Sistema de puntuación clínica, donde una puntuación (Total=10) se compone de la presencia/ausencia de 3 signos, 3 síntomas y 2 valores de laboratorio para ayudar a guiar en la gestión del caso.

  • ≤3 = Apendicitis poco probable
  • ≥7 = Consulta quirúrgica
  • 4-6 = Considerar Tomografía Computarizada (TC)
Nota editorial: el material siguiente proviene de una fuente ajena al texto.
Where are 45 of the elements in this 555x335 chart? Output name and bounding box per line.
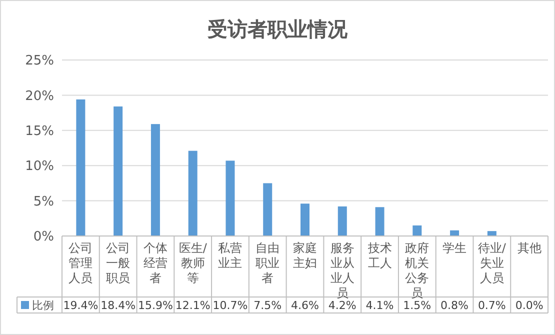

MANTRELS Mnemónico: Migración al fosa ilíaca derecha, Anorexia, Náuseas/Vómitos, Tenderness en el fosa ilíaca derecha, Rebote doloroso, Elevación de la temperatura (fiebre), Leucocitosis, y Sdesplazamiento de leucocitos a la izquierda (factores enumerados en el mismo orden que se presentan arriba).


Evaluación

Hallazgos de laboratorio

  • Panel abdominal
    • Hemograma (CSC)
      • Menos de 10.000 es un predictor negativo de apendicitis
      • Sin embargo, un recuento de glóbulos blancos (CSC) normal no descarta la apendicitis
    • Química sanguínea
    • Considerar pruebas de función hepática (LFTs) + lipasa
    • Considerar estudios de coagulación (PT, PTT, INR), como marcador de función hepática
  • Considerar prueba de embarazo en orina (según la edad)
  • Análisis de orina
  • Considerar lactato sérico


Imaging

Consider in intermediate or higher risk patients

  • Ultrasound
    • Sn: 88%, Sp: 94%
    • Consider as 1st choice in non-obese children
    • Indeterminate ultrasound and an Alvarado <5 (see below) has an NPV of 99.6%[1]
  • CT with IV contrast
    • Sn: 94%, Sp: 95%
    • Consider if ultrasound is equivocal OR strong suspicion despite normal ultrasound


Diagnosis

  • Patients can be ruled out via a combination of history, physical, labs, and imaging.
  • Confirmatory diagnosis is typically made on imaging
  • Ultrasound is typically performed first:
    • If appendix is positive, appendicitis is ruled in
    • If appendix is visualized and negative, appendicitis is ruled out
    • If appendix is unable to be visualized (i.e., indeterminant), then post-test probability is unchanged. Re-examine and consider CT as next diagnostic study.


Management


Supportive Management



Surgery

  • Surgical consult, NPO, surgical pre-op labs if appropriate


Disposition

  • Admission


See Also


References

  1. Blitman, et al. Value of focused appendicitis ultrasound and Alverado score in predicting appendicitis in children: Can we reduce the use of CT? AJR. 2015; 204:W707-W712.
  2. Yardeni D et al. Single daily dosing ceftriaxone and metronidazole vs standard triple antibiotic regimen for perforated appendicitis in children: a prospective randomized trial. J Pediatr Surg. 2008 Jun; 43(6): 981–985.